US Republican presumptive presidential nominee Donald Trump on Tuesday vowed to rip up international trade deals and start an unrelenting offensive against Chinese economic practices, framing his contest with Democratic rival Hillary Rodham Clinton as a choice between hard-edge nationalism and the policies of “a leadership class that worships globalism.”
Speaking in western Pennsylvania, Trump sought to turn the page on weeks of campaign turmoil by returning to a core set of economic grievances that have animated his candidacy from the start. He threatened to withdraw from the North American Free Trade Agreement (NAFTA) and pledged to label China a currency manipulator and impose punitive tariffs on Chinese goods.
He attacked Clinton on her past support for the Trans-Pacific Partnership (TPP), a trade pact negotiated by US President Barack Obama’s administration, and challenged her to pledge that she would void the agreement in its entirety.
Photo: Reuters
Saying that Clinton had backed free-trade agreements like NAFTA in the past, Trump said: “She will betray you again.”
At a rally later in the day in eastern Ohio, Trump attacked the TPP in more provocative terms, saying it was a “rape of our country.”
As a policy manifesto, Trump’s Pennsylvania speech was an attack on the economic orthodoxy that has dominated the Republican Party since World War II. It is an article of faith among establishment Republicans and allied groups such as the US Chamber of Commerce, which represents the interests of large corporations, that trade is good and more trade is better.
Trump, by contrast, has made blistering attacks on trade his primary economic theme.
In his address, he rejected the standard view that countries benefit by importing goods, saying that globalization helped “the financial elite,” while leaving “millions of our workers with nothing but poverty and heartache.”
It is a critique that has been leveled for years, mainly by a small group of liberal economists who have gained little traction even on the Democratic side.

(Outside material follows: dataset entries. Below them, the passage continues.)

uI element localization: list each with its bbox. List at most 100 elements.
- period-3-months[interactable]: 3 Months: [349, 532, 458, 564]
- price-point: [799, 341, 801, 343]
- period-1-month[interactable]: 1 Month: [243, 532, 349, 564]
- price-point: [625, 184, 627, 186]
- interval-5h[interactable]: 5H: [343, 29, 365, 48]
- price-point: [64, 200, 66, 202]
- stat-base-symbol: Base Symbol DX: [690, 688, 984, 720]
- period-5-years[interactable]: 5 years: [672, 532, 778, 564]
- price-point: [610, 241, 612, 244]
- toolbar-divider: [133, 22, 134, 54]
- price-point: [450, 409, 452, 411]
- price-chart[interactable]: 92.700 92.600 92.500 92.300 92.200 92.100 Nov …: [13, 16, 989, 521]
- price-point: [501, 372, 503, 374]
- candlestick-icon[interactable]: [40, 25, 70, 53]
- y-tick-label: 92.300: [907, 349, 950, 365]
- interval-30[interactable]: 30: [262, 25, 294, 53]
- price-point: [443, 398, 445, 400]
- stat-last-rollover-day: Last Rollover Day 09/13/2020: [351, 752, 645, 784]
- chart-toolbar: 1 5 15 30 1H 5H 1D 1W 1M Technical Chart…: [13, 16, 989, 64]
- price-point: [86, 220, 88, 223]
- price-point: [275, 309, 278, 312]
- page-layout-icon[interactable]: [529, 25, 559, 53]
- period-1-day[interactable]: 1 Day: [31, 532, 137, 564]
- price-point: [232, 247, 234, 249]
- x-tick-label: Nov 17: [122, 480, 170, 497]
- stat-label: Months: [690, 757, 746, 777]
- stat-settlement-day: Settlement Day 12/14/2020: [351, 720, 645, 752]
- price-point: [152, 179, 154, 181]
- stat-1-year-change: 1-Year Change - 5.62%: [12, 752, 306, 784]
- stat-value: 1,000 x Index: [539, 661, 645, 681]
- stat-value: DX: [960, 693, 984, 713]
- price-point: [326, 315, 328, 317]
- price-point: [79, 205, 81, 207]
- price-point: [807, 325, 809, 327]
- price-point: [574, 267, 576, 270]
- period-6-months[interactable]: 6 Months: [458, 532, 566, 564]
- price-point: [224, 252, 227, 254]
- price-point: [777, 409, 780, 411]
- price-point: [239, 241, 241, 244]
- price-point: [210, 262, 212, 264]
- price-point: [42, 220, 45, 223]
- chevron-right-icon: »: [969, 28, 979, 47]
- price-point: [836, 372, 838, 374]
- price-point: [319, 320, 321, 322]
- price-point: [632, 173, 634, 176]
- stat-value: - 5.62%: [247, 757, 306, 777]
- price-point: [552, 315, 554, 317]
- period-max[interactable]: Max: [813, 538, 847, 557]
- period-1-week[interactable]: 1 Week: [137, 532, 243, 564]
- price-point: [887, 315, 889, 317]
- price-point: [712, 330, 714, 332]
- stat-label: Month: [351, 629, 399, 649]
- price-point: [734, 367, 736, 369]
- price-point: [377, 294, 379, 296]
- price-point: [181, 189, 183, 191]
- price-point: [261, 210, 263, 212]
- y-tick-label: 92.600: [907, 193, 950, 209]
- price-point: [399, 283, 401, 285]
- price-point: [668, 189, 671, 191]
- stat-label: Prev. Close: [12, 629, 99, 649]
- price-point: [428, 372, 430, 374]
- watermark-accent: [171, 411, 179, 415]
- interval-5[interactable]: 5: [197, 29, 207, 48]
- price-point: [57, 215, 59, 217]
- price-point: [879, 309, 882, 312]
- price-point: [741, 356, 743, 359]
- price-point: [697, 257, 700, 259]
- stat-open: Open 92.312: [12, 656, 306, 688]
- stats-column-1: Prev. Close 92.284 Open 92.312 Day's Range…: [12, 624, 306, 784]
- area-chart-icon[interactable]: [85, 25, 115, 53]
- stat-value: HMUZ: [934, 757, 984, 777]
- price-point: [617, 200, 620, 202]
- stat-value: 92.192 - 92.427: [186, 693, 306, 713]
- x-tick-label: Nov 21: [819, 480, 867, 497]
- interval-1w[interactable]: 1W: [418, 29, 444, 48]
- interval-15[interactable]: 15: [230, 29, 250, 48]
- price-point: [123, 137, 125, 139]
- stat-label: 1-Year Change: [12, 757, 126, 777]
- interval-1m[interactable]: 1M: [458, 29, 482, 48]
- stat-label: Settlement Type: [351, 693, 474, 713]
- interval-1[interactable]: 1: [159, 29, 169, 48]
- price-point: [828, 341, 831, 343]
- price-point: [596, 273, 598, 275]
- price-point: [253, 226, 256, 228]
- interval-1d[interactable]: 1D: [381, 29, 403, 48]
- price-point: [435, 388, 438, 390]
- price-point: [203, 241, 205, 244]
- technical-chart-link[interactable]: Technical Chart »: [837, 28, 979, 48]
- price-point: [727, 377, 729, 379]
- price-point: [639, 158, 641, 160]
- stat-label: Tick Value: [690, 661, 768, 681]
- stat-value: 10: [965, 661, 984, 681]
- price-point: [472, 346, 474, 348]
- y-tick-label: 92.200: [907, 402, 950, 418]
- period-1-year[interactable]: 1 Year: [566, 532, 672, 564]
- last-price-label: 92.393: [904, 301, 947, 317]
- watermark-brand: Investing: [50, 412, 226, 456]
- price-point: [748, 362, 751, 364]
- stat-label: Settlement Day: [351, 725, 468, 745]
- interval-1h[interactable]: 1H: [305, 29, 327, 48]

Trump not only embraced their views, but also cited the work of the liberal Economic Policy Institute by name.
Trump, as president, would have significant authority to raise trade barriers, and his speech included his most detailed account to date of his plans to do so, saying that he would pull the US out of NAFTA if Mexico and Canada did not agree to renegotiate it.
However, it is far from clear that any president has the power to reverse globalization. Under existing law, Trump could impose only tariffs on specific imports. The most likely effect would be to shift production to other low-cost nations.